In the absence of what Mr Causton called further evidence in the way of corpses, and of alibis in the way of living human bodies, the Padre settled in the course of the next week to hold a memorial service, for unless one was held soon, they would all have got used to the bereavement, and the service would lose point and poignancy. It was obviously suitable that Major Benjy and Georgie, being the contingent heirs of the defunct ladies, should sit by themselves in a front pew as chief mourners, and Major Benjy ordered a black suit to be made for him without delay for use on this solemn occasion. The church bell was tolled as if for a funeral service, and the two walked in side by side after the rest of the congregation had assembled, and took their places in a pew by themselves immediately in front of the reading-desk.

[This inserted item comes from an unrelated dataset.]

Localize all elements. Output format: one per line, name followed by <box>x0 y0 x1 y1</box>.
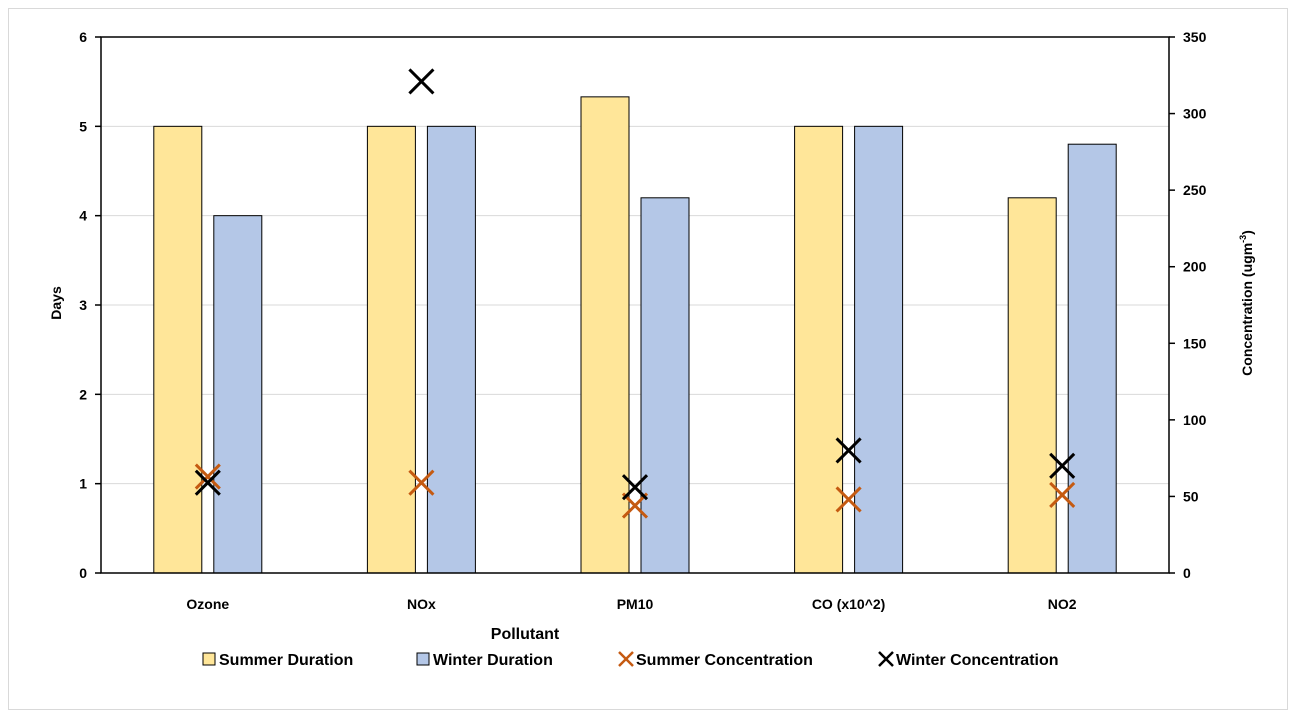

The service was of the usual character, and the Padre gave a most touching address on the text 'They were lovely and pleasant in their lives and in their death they were not divided.' He reminded his hearers how the two whom they mourned were as sisters, taking the lead in social activities, and dispensing to all who knew them their bountiful hospitalities. Their lives had been full of lovable energy. They had been at the forefront in all artistic and literary pursuits: indeed he might almost have taken the whole of the verse of which he had read them only the half as his text, and have added that they were swifter than eagles, they were stronger than lions. One of them had been known to them all for many years, and the name of Elizabeth Mapp was written on their hearts. The other was a newer comer, but she had wonderfully endeared herself to them in her briefer sojourn here, and it was typical of her beautiful nature that on the very day on which the disaster occurred, she had been busy with a Christmas tree for the choristers in whom she took so profound an interest.
As regards the last sad scene, he need not say much about it, for never would any of them forget that touching, that ennobling, that teaching sight of the two, gallant in the face of death as they had ever been in that of life, being whirled out to sea. Mrs Lucas in the ordeal which they would all have to face one day, giving that humorous greeting of hers, 'au reservoir', which they all knew so well, to her friends standing in safety on the shore, and then turning again to her womanly work of comforting and encouraging her weaker sister. 'May we all,' said the Padre, with a voice trembling with emotion, 'go to meet death in that serene and untroubled spirit, doing our duty to the last. And now — '
This sermon, at the request of a few friends, he had printed in the Parish Magazine next week, and copies were sent to everybody.
* * *
It was only natural that Tilling should feel relieved when the ceremony was over, for the weeks since the stranding of the kitchen table had been like the period between a death and a funeral. The blinds were up again now, and life gradually resumed a more normal complexion. January ebbed away into February, February into March, and as the days lengthened with the returning sun, so the mirths and squabbles of Tilling grew longer and brighter.
But a certain stimulus which had enlivened them all since Lucia's advent from Riseholme was lacking.